I also enjoyed some of the corrupted memory solving puzzles like day 3 because I got to optimize with either
.index( )
or straight regex. I really enjoyed it. however, that pales to the pattern recognition puzzle that day 19 had. Day 19 was extremely fun. many people had to hand roll some kind of pattern solver. I eventually found a solution using Aho-Corasick Algorithm which brought my solution for part 1 and 2 to just about ~55 ms. it was extremely fast as I already had a solver that only took ~120 ms. (in python3) however, now that I looked in the solutions thread, it seems I was not the only one to think of trieand my solution was still slower than their solution, sad me. lolnvm I found I was rebuilding the trie everytime, only need to build it once, dropped to solve ot ~7 msI am still solving some of the later puzzles due to holidays but I had fun so far, even though some days I was not well equipped to solve efficiently or at all.
Day 19 is definitely my proudest solve (though learning about Aho-Corasick dampens it a little bit 😅) with some clever ideas to both check towels more efficiently than the naïve approach while creating no
String
s to avoid a bunch of heap allocation. Figuring out how to binary search without creating the target object, and merely knowledge of its properties and those of the list, meant I got to use a pretty niche library function and got my solution from 25 to 11 ms.Nice, don’t be shy to revisit these later on, I am definitely doing the same for older AoC years. I am happy you got it down that low. With python, I am really trying my best to make sure I can figure out a way to keep my solve times lower. Gives me challenge to fight a slow language faults with optimized logic haha
I will eventually get down with using python and be moving over to Rust. I will eventually be happy to move to an old functional language like Haskell. I don’t think I will learn those specialized languages like uiua, I don’t think I can get over the magic like symbols lol
My favourites were the ones where memorization just made them instantly fast.
Day 11 was interesting, in that the logical (imo) data structure for part1 was completely incompatible with part 2.
I really liked the ones that had multiple valid approaches. Some of the challenges were solved basically the same way by everyone, which was a bit uninteresting.
I also really liked day 17, because at one point the solution for part 2 just clicked and now it makes so much sense.
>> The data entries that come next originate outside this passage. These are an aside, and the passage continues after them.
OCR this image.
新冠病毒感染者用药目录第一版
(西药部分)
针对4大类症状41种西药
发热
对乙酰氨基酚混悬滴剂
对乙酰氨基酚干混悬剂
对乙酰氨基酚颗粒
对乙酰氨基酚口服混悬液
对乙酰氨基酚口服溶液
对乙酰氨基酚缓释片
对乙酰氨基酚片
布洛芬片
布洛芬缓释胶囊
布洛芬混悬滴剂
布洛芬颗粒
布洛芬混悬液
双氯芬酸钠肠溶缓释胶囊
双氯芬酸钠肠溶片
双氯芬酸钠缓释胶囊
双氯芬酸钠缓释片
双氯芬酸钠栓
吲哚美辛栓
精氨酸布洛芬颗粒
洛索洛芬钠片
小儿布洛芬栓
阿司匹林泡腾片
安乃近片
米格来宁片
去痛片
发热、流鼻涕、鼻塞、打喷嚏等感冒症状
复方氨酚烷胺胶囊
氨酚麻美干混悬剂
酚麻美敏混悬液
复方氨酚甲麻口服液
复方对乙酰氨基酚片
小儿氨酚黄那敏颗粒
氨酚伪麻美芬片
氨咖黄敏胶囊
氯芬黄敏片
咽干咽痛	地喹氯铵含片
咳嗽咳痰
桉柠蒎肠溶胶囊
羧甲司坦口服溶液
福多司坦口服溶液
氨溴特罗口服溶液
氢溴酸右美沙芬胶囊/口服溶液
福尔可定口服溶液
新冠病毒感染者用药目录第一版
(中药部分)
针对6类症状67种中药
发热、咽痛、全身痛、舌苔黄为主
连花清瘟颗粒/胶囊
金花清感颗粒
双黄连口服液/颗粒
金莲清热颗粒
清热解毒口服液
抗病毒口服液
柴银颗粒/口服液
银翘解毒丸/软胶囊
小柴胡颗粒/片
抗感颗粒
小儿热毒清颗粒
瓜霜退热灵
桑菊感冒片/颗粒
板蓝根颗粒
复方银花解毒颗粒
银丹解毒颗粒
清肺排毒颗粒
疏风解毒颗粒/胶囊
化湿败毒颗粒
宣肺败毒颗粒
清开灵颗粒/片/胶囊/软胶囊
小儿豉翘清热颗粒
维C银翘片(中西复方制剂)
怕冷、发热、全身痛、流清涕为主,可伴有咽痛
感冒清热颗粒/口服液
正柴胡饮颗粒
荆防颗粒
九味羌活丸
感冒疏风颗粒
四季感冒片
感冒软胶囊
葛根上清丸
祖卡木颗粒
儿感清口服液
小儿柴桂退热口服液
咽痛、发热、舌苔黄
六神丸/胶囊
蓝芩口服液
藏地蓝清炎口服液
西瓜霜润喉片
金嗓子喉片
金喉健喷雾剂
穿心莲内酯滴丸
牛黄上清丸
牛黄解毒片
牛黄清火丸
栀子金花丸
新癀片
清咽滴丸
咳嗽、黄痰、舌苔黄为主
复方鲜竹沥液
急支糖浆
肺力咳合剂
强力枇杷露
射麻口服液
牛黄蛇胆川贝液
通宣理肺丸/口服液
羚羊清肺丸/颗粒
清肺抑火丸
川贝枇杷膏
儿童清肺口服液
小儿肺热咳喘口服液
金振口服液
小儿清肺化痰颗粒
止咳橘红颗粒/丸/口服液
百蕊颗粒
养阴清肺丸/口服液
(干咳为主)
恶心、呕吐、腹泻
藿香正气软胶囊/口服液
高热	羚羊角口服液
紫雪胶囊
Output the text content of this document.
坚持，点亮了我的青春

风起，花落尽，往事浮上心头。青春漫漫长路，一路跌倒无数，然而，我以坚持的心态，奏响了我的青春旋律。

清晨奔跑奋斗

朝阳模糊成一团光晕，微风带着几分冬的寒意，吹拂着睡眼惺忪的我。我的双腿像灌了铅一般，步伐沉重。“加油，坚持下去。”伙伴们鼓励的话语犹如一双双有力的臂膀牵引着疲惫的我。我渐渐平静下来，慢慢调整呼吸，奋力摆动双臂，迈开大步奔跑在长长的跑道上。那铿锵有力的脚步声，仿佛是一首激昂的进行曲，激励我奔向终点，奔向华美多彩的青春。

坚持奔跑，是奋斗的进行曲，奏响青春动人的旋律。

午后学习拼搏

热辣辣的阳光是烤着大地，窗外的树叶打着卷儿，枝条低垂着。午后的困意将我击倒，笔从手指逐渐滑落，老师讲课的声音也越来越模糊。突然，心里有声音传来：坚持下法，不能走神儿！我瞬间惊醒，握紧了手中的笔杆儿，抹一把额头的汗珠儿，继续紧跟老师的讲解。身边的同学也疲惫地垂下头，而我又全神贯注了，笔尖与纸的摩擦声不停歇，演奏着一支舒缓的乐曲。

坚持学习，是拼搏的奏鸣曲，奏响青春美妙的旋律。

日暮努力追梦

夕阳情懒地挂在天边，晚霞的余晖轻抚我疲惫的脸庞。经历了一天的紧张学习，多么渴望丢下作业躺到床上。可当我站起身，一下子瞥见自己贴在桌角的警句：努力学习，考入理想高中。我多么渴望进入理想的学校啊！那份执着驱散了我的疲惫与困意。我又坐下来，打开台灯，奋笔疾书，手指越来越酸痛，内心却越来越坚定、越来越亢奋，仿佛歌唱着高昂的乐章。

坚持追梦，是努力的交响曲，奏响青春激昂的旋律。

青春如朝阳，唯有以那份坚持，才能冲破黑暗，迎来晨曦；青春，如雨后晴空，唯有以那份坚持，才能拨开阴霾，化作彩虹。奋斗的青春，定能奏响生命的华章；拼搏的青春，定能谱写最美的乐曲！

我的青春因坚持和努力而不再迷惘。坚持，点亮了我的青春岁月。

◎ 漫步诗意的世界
I think my favorite was the full adder on day 24. Even though I only solved part 2 manually, it was still a lot of fun to reverse an actual full adder and get familiar with all the required logic gates.
I agree with 15: I solved it pretty quickly and I like my solution, but what makes me really happy is that I’m pretty sure I couldn’t have solved it a few years ago.
Also day 11 (Plutonian pebbles): it’s such a simple problem, and part two is a perfect example of how and why to use dynamic programming. I’ve been encouraging everyone to try it.